Fortunately for the growing set of expanding manufacturers confronting the challenges of a changing marketplace, recent changes to tax-exempt industrial development bond (IDB) legislation provide a more flexible and effective financing solution.
Meet Market Demands Meeting the demands of the marketplace by modernizing a plant and purchasing new, more efficient equipment is an expensive endeavor for a small business. Steadfast reliance on a bank for traditional term debt allows the lender to dictate the size of a project and the terms and conditions of the financing, including the length of the repayment schedule, interest rate and certain debt covenants.

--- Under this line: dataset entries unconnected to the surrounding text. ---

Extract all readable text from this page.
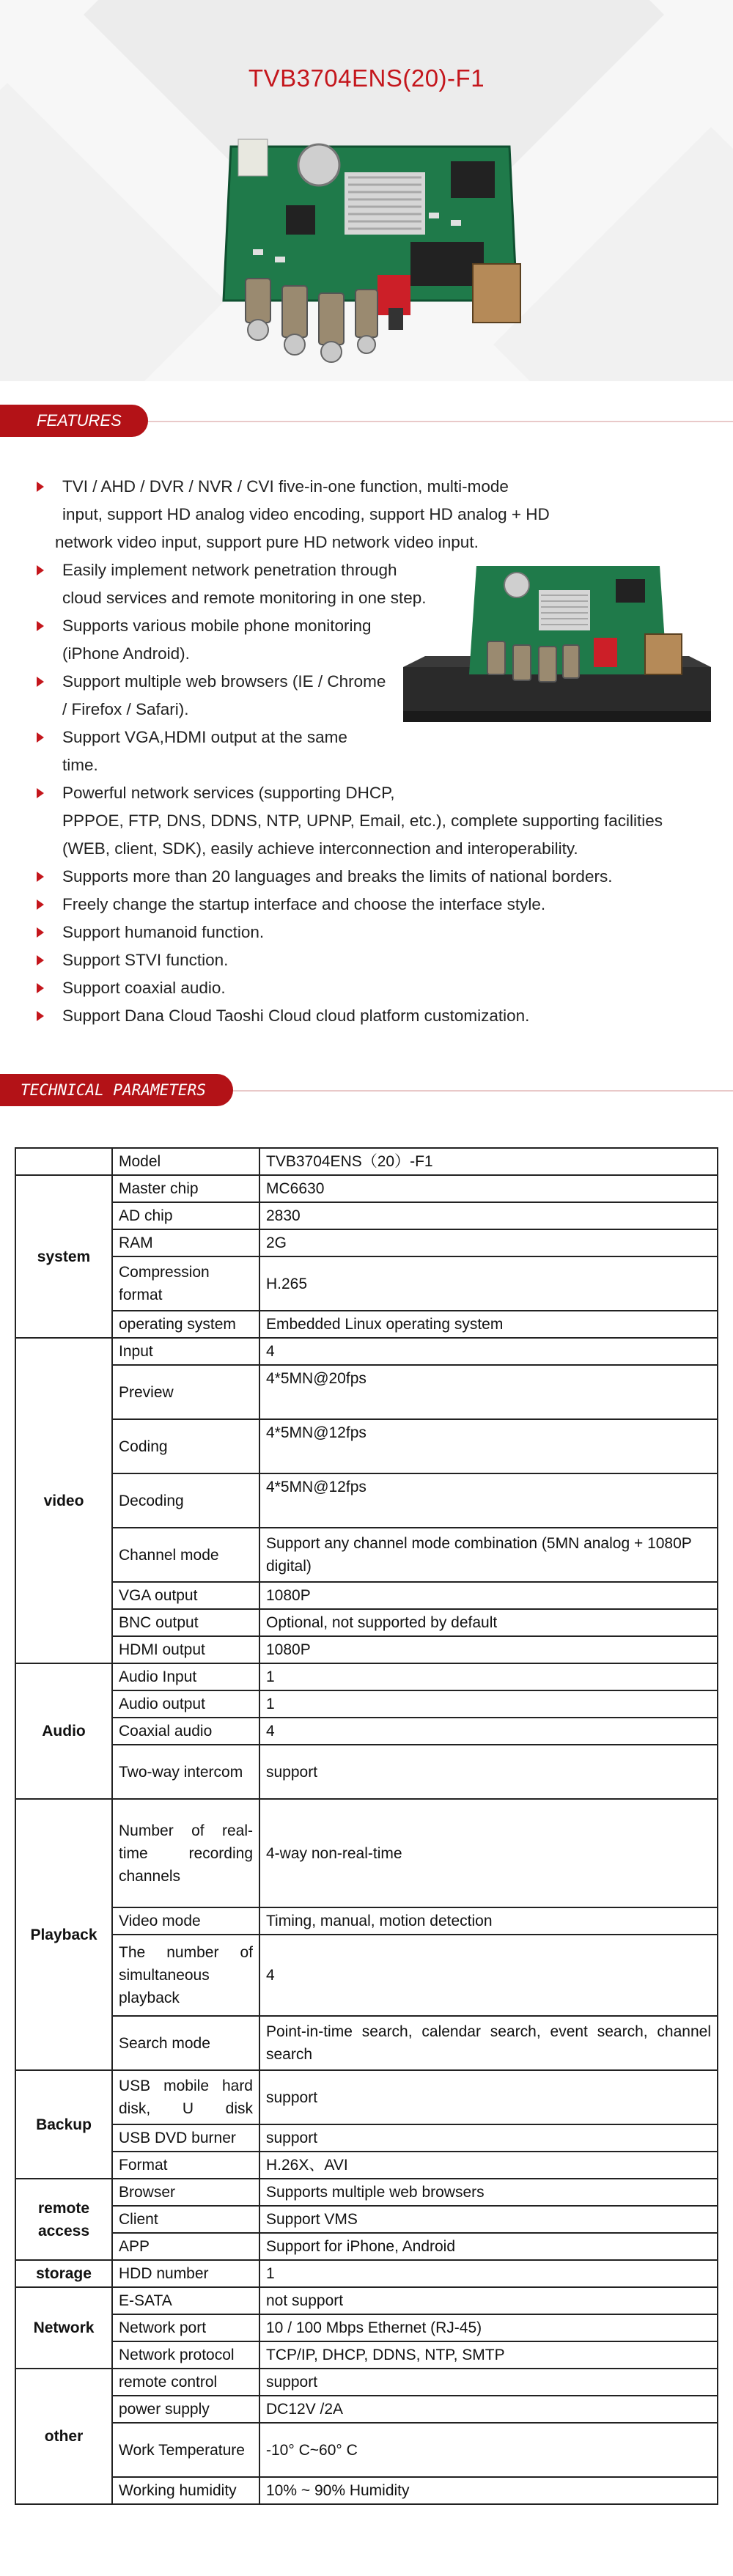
TVB3704ENS(20)-F1
FEATURES
TVI / AHD / DVR / NVR / CVI five-in-one function, multi-mode
input, support HD analog video encoding, support HD analog + HD
network video input, support pure HD network video input.
Easily implement network penetration through
cloud services and remote monitoring in one step.
Supports various mobile phone monitoring
(iPhone Android).
Support multiple web browsers (IE / Chrome
/ Firefox / Safari).
Support VGA,HDMI output at the same
time.
Powerful network services (supporting DHCP,
PPPOE, FTP, DNS, DDNS, NTP, UPNP, Email, etc.), complete supporting facilities
(WEB, client, SDK), easily achieve interconnection and interoperability.
Supports more than 20 languages and breaks the limits of national borders.
Freely change the startup interface and choose the interface style.
Support humanoid function.
Support STVI function.
Support coaxial audio.
Support Dana Cloud Taoshi Cloud cloud platform customization.
TECHNICAL PARAMETERS
	Model	TVB3704ENS（20）-F1
system	Master chip	MC6630
	AD chip	2830
	RAM	2G
	Compression format	H.265
	operating system	Embedded Linux operating system
video	Input	4
	Preview	4*5MN@20fps
	Coding	4*5MN@12fps
	Decoding	4*5MN@12fps
	Channel mode	Support any channel mode combination (5MN analog + 1080P digital)
	VGA output	1080P
	BNC output	Optional, not supported by default
	HDMI output	1080P
Audio	Audio Input	1
	Audio output	1
	Coaxial audio	4
	Two-way intercom	support
Playback	Number of real-time recording channels	4-way non-real-time
	Video mode	Timing, manual, motion detection
	The number of simultaneous playback	4
	Search mode	Point-in-time search, calendar search, event search, channel search
Backup	USB mobile hard disk, U disk	support
	USB DVD burner	support
	Format	H.26X、AVI
remote access	Browser	Supports multiple web browsers
	Client	Support VMS
	APP	Support for iPhone, Android
storage	HDD number	1
Network	E-SATA	not support
	Network port	10 / 100 Mbps Ethernet (RJ-45)
	Network protocol	TCP/IP, DHCP, DDNS, NTP, SMTP
other	remote control	support
	power supply	DC12V /2A
	Work Temperature	-10° C~60° C
	Working humidity	10% ~ 90% Humidity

Small businesses need to have as much information and as many options as possible when making a significant capital investment. While business owners strive to fully understand their equipment options, facility capabilities and sources of capital, they may be unaware of some potential sources of capital. One source that manufacturers often overlook is the use of tax-exempt IDBs.
What Exactly is an IDB? IDBs offer an incentive for manufacturers to add new jobs and local investment by providing tax-exempt financing for small businesses, which can lower the annual interest cost for the company by as much as three percent per year.
An industrial development authority or other designated government body has the authority to issue tax-exempt revenue bonds that are repaid by the private company. The authority or government body receives an annual allocation of private activity bond cap from its state. The authority awards bond allocation primarily in consideration of the project’s local economic benefits, such as the number of jobs created or the impact of the capital investment in the community.
IDBs help promote capital investment at low interest rates, creating benefits for both the manufacturer and local economy.
A commercial bank is still involved in the financing of the project. IDBs require credit enhancement to be sold in the capital markets. This enhancement may include a direct-pay letter of credit supplied by the commercial bank, allowing the bonds to trade on the strength of the letter-of-credit provider rather than relying solely on the credit of the borrower. More importantly, the company is able to fund the project with tax-exempt interest rates while maintaining minimal disclosure of proprietary information.
The Process of Funding an IDB Early involvement of an investment banker and legal counsel can help address the complex issues related to IDBs.
If an IDB makes sense, based on a review by the investment banker and counsel, the next step is to apply for tax-exempt allocation from the appropriate state or local government issuing authority. There are certain limitations imposed by the Internal Revenue Code, and an investment banker must have the expertise to advise the company on these restrictions during the project evaluation phase.
Once the allocation is awarded and the project induced, it is the financing team’s responsibility to document the bond issue for resale to the capital markets while keeping the company apprised of the anticipated funding date.